The Mandate of Heaven is an ancient political idea. It was thought that heaven's displeasure with a dynasty was marked by large-scale natural disasters.
It is interesting that the empires of the Yuan, Ming, and Qing all started and ended the same way. Each dynasty was established by powerful and long-lived rulers.
But at the end of the dynasties, unusually severe periods of natural calamities along with wars and internal rebellions weakened the ruling courts. The rebels claimed that the dynasty had lost the mandate of heaven, and they were thus encouraged to attack the dynasty, and they brought down they dynasty.

The Policies of the Hongwu Emperor (1368–1398)

During his 30 year reign, Zhu Yuanzhang instituted major policy initiatives. Some of his policies became permanent Ming policies, and he reversed some of his own policies when he was old.

Hongwu's Policies Towards Eunuchs

He wanted to make sure that eunuchs had no ruling power, because he thought they were dangerous. Eunuchs had involved themselves in internal politics in earlier dynasties, and they were a lot of trouble. So he forbade them from having power in the court, and insisted that they be illiterate.
However, later in the Ming era, eunuchs regained power and became like a parallel administration along with the Confucian officials.
The Hongwu Emperor staffed his bureaucracy with officials who passed the Neo-Confucian Imperial Examinations.
These officials were dependent on the court for their position, and so they might prove to be more loyal. They were generallyvery intelligent and well educated.

Pro the Peasants

The Confucian viewpoint was that merchants were parasitic in the empire. The Hongwu Emperor wanted agriculture to be the source of the empire's wealth instead of industry and trade as in the Song Empire.
Hongwu grew up as a peasant, and maybe he championed their plight since he knew first hand that they were often reduced to slavery and starvation by the rich and the officials.
He wanted peasants to live in self-supporting agricultural communities. So he forced many to migrate to settle other places.
He instituted public work projects, and he tried to distribute land to peasants. During the middle part of his reign, Hongwu made an edict that those who brought fallow land under cultivation could keep it as their property without being taxed. This policy helped the peasants.
By the end of his reign, cultivated land increased substantially. The peasants prospered because they sold their produce to the growing cities.
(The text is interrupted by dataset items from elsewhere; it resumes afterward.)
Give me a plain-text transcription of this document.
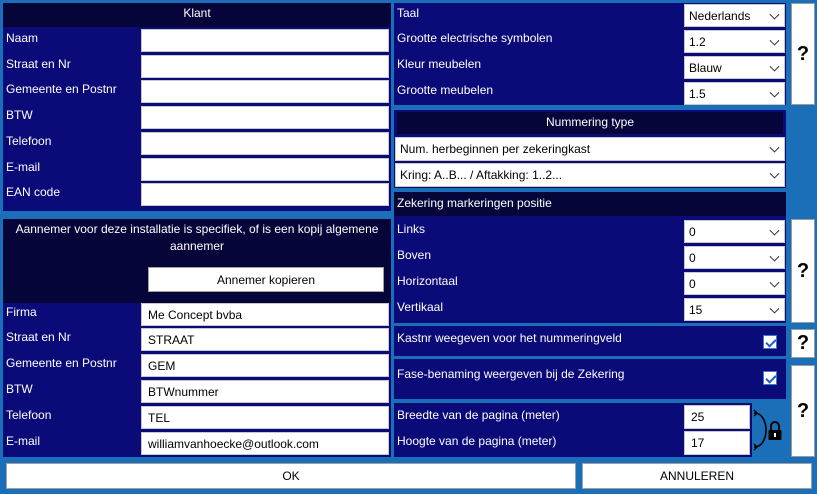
Klant
Naam
Straat en Nr
Gemeente en Postnr
BTW
Telefoon
E-mail
EAN code
Aannemer voor deze installatie is specifiek, of is een kopij algemene aannemer
Annemer kopieren
Firma	Me Concept bvba
Straat en Nr	STRAAT
Gemeente en Postnr	GEM
BTW	BTWnummer
Telefoon	TEL
E-mail	williamvanhoecke@outlook.com
Taal	Nederlands
Grootte electrische symbolen	1.2
Kleur meubelen	Blauw
Grootte meubelen	1.5
?
Nummering type
Num. herbeginnen per zekeringkast
Kring: A..B... / Aftakking: 1..2...
Zekering markeringen positie
Links	0
Boven	0
Horizontaal	0
Vertikaal	15
?
Kastnr weegeven voor het nummeringveld	?
Fase-benaming weergeven bij de Zekering
Breedte van de pagina (meter)	25
Hoogte van de pagina (meter)	17
?
OK	ANNULEREN
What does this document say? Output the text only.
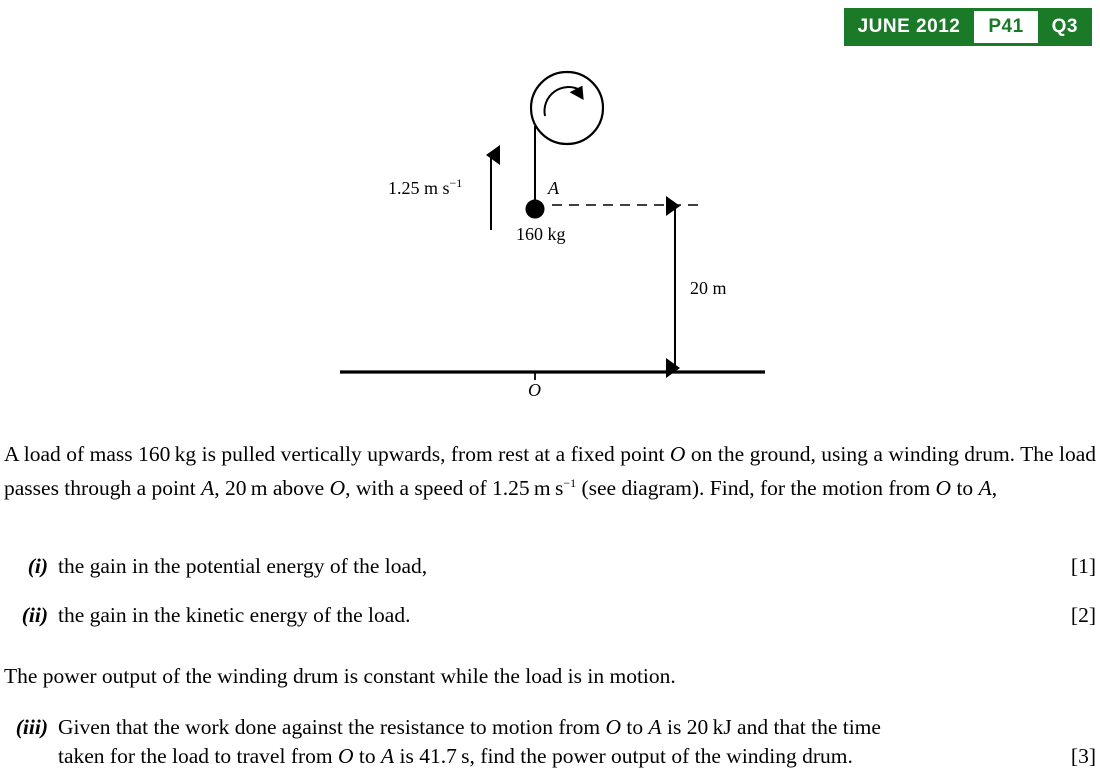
JUNE 2012	P41	Q3
1.25 m $s^{-1}$	A
160 kg
20 m
O
A load of mass 160 kg is pulled vertically upwards, from rest at a fixed point O on the ground, using a winding drum. The load passes through a point A, 20 m above O, with a speed of 1.25 m $s^{-1}$ (see diagram). Find, for the motion from O to A,
(i) the gain in the potential energy of the load,	[1]
(ii) the gain in the kinetic energy of the load.	[2]
The power output of the winding drum is constant while the load is in motion.
(iii) Given that the work done against the resistance to motion from O to A is 20 kJ and that the time
taken for the load to travel from O to A is 41.7 s, find the power output of the winding drum.	[3]
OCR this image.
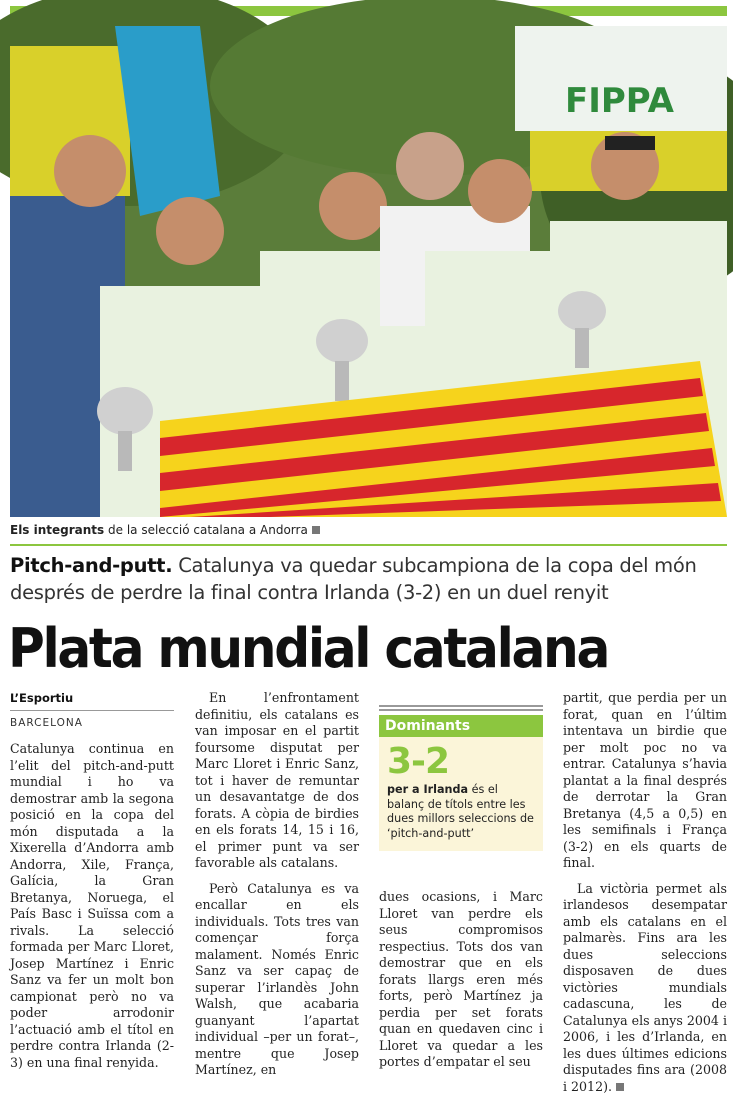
FIPPA
Els integrants de la selecció catalana a Andorra
Pitch-and-putt. Catalunya va quedar subcampiona de la copa del món després de perdre la final contra Irlanda (3-2) en un duel renyit
Plata mundial catalana
L’Esportiu
BARCELONA

Catalunya continua en l’elit del pitch-and-putt mundial i ho va demostrar amb la segona posició en la copa del món disputada a la Xixerella d’Andorra amb Andorra, Xile, França, Galícia, la Gran Bretanya, Noruega, el País Basc i Suïssa com a rivals. La selecció formada per Marc Lloret, Josep Martínez i Enric Sanz va fer un molt bon campionat però no va poder arrodonir l’actuació amb el títol en perdre contra Irlanda (2-3) en una final renyida.

En l’enfrontament definitiu, els catalans es van imposar en el partit foursome disputat per Marc Lloret i Enric Sanz, tot i haver de remuntar un desavantatge de dos forats. A còpia de birdies en els forats 14, 15 i 16, el primer punt va ser favorable als catalans.

Però Catalunya es va encallar en els individuals. Tots tres van començar força malament. Només Enric Sanz va ser capaç de superar l’irlandès John Walsh, que acabaria guanyant l’apartat individual –per un forat–, mentre que Josep Martínez, en

Dominants
3-2
per a Irlanda és el balanç de títols entre les dues millors seleccions de ‘pitch-and-putt’

dues ocasions, i Marc Lloret van perdre els seus compromisos respectius. Tots dos van demostrar que en els forats llargs eren més forts, però Martínez ja perdia per set forats quan en quedaven cinc i Lloret va quedar a les portes d’empatar el seu

partit, que perdia per un forat, quan en l’últim intentava un birdie que per molt poc no va entrar. Catalunya s’havia plantat a la final després de derrotar la Gran Bretanya (4,5 a 0,5) en les semifinals i França (3-2) en els quarts de final.

La victòria permet als irlandesos desempatar amb els catalans en el palmarès. Fins ara les dues seleccions disposaven de dues victòries mundials cadascuna, les de Catalunya els anys 2004 i 2006, i les d’Irlanda, en les dues últimes edicions disputades fins ara (2008 i 2012).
During his reign, the population increased quickly.

Anti the Merchant Class

He tried to weaken the merchant class and to force them to pay high taxes, and he even relocated a large number of them.
However, decades after his reign the opposite happened. The merchant class prospered along with industry and trade. Chinese manufactured goods such as porcelain and silk were sold for high prices around the world.

Hongwu's Monetary Policy

Like the Yuan Dynasty clan, the Hongwu Emperor also issued paper currency. Paper currency became the main currency in the Yuan Empire after his death.